By all means: if you want default thinking to be the theme of your offsite, go for it. But most of the folks I work with are seeking something that’s much more inducive to new, pioneering thinking.

If you don’t want more of the same—choose something different.

4. Doing it quick
Someone will be looking at the costs associated with an offsite: the accommodation, the catering, the transportation—not to mention the opportunity cost of pulling leaders together and away from their work. In order to maximise the ROI, some folk will seek to create a dense, tight agenda: breaking things down to 30 minute blocks.

This is precisely not the point.

What we are attempting to disrupt is busyness (and the fast, default thinking it favours). The best offsites have loose agendas, with plenty of room for organic and emergent conversations. Rather than covering off on content, they’re focused on creating context.

5. Doing it diluted
There are two very easy ways to dilute the efficacy of a strategic offsite.

The first is to do it without diversity. If you don’t have diversity of gender, age, culture and—most importantly—thinking baked into your team: you’ll want to remedy that. For example, the digital literacy on many senior leadership teams is woeful. Including someone with the savvy will enhance the quality of your conversations.

But we don’t want to go inviting everyone. That’s the second way we can dilute the impact: by inviting too many people. There’s a quality of conversation that can be achieved with a team of 7±2 people. With too many people, we begin to see factions form. This can be managed by a good facilitator, but when it creeps beyond 12–15 people, we're in trouble.

6. Doing it discreetly
You don’t need to keep your strategic offsite a secret. That only heightens suspicions that you’re doing a junket, and it widens the gap between leadership and the rest of the team. Rather, you want to involve the wider team: in consultation in the lead up to the offsite, and in the followup communications that occur soon after.
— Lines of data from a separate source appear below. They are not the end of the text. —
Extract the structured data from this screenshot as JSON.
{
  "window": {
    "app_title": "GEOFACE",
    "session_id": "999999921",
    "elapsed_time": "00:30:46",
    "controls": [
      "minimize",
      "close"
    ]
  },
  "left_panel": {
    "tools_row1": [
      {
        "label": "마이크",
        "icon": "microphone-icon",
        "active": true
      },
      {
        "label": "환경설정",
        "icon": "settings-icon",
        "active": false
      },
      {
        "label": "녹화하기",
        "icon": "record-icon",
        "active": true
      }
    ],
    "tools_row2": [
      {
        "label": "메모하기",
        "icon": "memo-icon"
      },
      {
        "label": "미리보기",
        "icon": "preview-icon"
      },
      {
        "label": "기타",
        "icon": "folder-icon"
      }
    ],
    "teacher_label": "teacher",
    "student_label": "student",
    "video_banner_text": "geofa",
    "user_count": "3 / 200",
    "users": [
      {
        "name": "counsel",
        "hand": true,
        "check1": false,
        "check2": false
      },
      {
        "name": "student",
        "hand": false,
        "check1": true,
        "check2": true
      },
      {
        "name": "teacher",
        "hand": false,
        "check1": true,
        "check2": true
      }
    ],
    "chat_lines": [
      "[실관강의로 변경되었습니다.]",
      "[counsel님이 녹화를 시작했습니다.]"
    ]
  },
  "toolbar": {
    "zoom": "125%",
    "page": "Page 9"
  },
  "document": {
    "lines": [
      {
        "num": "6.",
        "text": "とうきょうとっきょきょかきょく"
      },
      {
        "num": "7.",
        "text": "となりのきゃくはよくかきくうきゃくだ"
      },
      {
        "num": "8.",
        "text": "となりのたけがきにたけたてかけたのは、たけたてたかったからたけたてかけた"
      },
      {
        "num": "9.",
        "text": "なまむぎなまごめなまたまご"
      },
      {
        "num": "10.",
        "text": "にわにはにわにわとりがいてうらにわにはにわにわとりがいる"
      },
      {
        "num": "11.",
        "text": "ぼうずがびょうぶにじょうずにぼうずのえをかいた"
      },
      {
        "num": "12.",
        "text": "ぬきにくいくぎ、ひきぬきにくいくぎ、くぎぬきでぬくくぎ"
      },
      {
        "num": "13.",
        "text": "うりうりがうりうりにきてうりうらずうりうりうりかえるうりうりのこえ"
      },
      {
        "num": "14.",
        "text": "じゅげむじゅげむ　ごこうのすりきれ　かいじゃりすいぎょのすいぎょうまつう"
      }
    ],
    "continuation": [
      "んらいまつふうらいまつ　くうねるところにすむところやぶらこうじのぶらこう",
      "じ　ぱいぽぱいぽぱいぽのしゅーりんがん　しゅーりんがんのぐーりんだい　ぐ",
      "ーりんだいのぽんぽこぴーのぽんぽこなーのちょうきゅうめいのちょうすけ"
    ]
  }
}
In fact, a very similar trap to doing it discreetly, is doing it discretely. This is where we treat our offsite as a singular, isolated event—rather than a key element of bigger strategic momentum. Let’s not do that.
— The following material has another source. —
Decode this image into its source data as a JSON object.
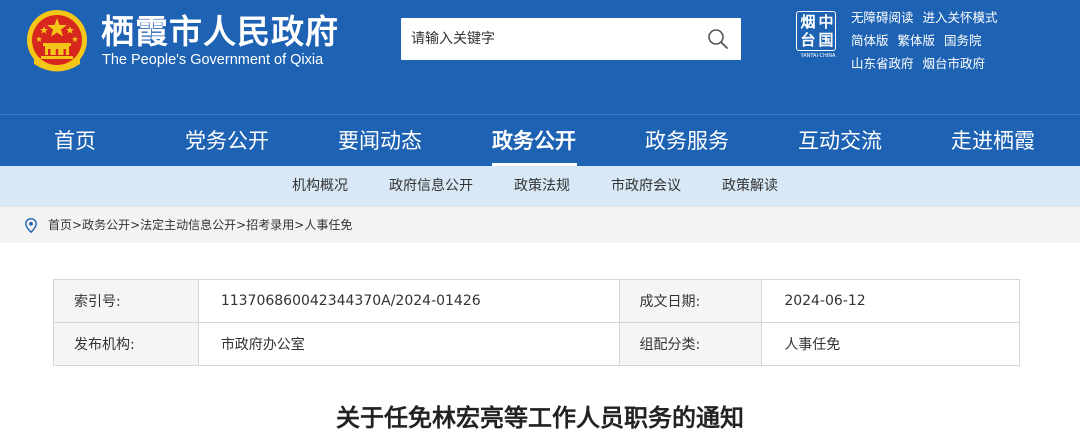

7. Doing it... with a specific objective to achieve
That’s right. You don’t want to have a clear objective to achieve as a result of your strategic offsite. Stay with me.

It’s one thing to design, develop and do a strategic offsite with a specific intention (and a process to support it). It’s quite another to do it with a specific objective you are striving for. 
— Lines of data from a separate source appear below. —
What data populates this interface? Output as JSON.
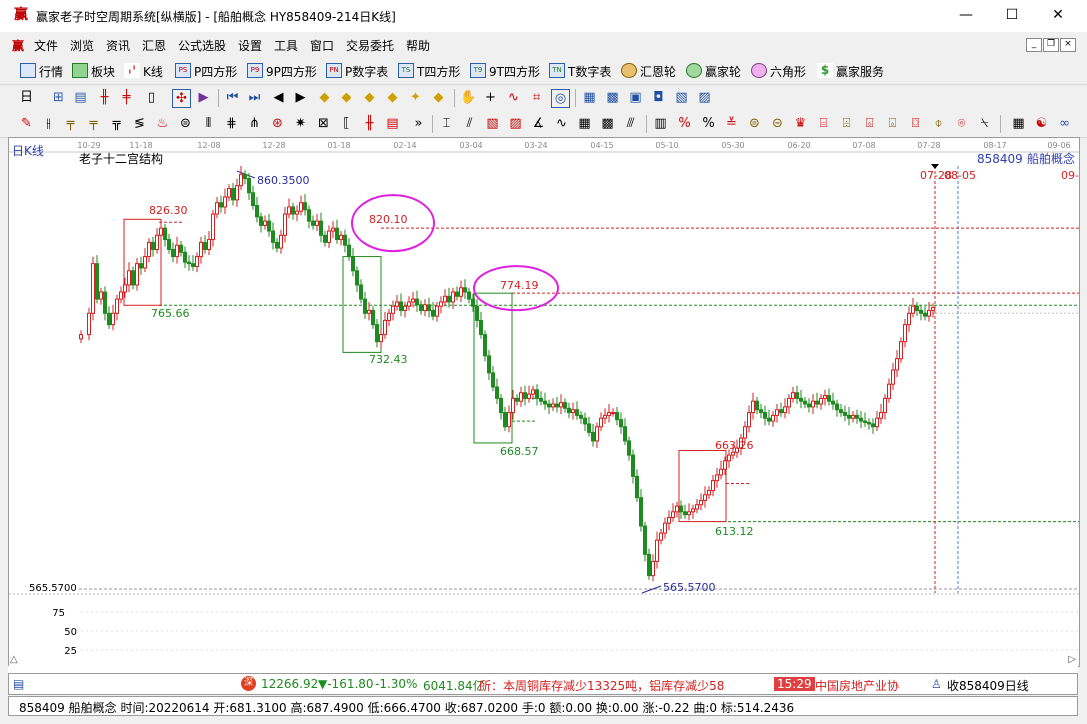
{
  "window": {
    "logo": "赢",
    "title": "赢家老子时空周期系统[纵横版] - [船舶概念  HY858409-214日K线]",
    "minimize": "—",
    "maximize": "☐",
    "close": "✕"
  },
  "menu": {
    "items": [
      "文件",
      "浏览",
      "资讯",
      "汇恩",
      "公式选股",
      "设置",
      "工具",
      "窗口",
      "交易委托",
      "帮助"
    ],
    "mdi_min": "_",
    "mdi_restore": "❐",
    "mdi_close": "×"
  },
  "nav": {
    "items": [
      "行情",
      "板块",
      "K线",
      "P四方形",
      "9P四方形",
      "P数字表",
      "T四方形",
      "9T四方形",
      "T数字表",
      "汇恩轮",
      "赢家轮",
      "六角形",
      "赢家服务"
    ],
    "icon_codes": [
      "",
      "",
      "",
      "PS",
      "P9",
      "PN",
      "TS",
      "T9",
      "TN",
      "",
      "",
      "",
      ""
    ]
  },
  "chart": {
    "period_label": "日K线",
    "structure_label": "老子十二宫结构",
    "code": "858409",
    "name": "船舶概念",
    "left_axis_price": "565.5700",
    "vol_ticks": [
      "75",
      "50",
      "25"
    ],
    "date_ticks": [
      "10-29",
      "11-18",
      "12-08",
      "12-28",
      "01-18",
      "02-14",
      "03-04",
      "03-24",
      "04-15",
      "05-10",
      "05-30",
      "06-20",
      "07-08",
      "07-28",
      "08-17",
      "09-06"
    ],
    "vline_labels": [
      "07-28",
      "08-05",
      "09-"
    ],
    "annotations": {
      "high": "860.3500",
      "p826": "826.30",
      "p820": "820.10",
      "p774": "774.19",
      "p765": "765.66",
      "p732": "732.43",
      "p668": "668.57",
      "p663": "663.26",
      "p613": "613.12",
      "low": "565.5700"
    },
    "colors": {
      "up": "#d42020",
      "down": "#1f8a1f",
      "ellipse": "#e020e0",
      "annot_blue": "#2a2aa0"
    }
  },
  "ticker": {
    "index_value": "12266.92",
    "change": "▼-161.80",
    "pct": "-1.30%",
    "amount": "6041.84亿",
    "news": "所：本周铜库存减少13325吨，铝库存减少58",
    "time": "15:29",
    "news2": "中国房地产业协",
    "follow": "收858409日线"
  },
  "status": {
    "text": "858409 船舶概念 时间:20220614 开:681.3100 高:687.4900 低:666.4700 收:687.0200 手:0 额:0.00 换:0.00 涨:-0.22 曲:0 标:514.2436"
  }
}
The issue quite simply is: you’ll probably achieve it. 

But—and it’s a big but—in your fixation to achieve this predetermined outcome, you’ll miss the unique opportunities inherent within a strategic offsite. Namely: the opportunity to cultivate emergent discussion, new exploration, new thinking and new perspective.

So: save your goal-driven conversations for the boardroom (a place much much more appropriate for narrowed focus and thinking). 

With a strategic offsite, we can do better. 


Of course, there are more mistakes than the seven I listed above. You could use an internal facilitator that favours particular factions or politics, or hire an external facilitator who’s a numpty. You could subscribe to some archaic ‘proven process’ and slave the offsite to that. Or you could miss important nuances in the lead up to the offsite, or have people arrive unprepared. Or—and this is common—you could do a wonderfully effective offsite… only to have nothing change when people return to their roles.

So many opportunities to stuff up!

But one thing’s for sure—the biggest mistake would be to not do any offsite at all.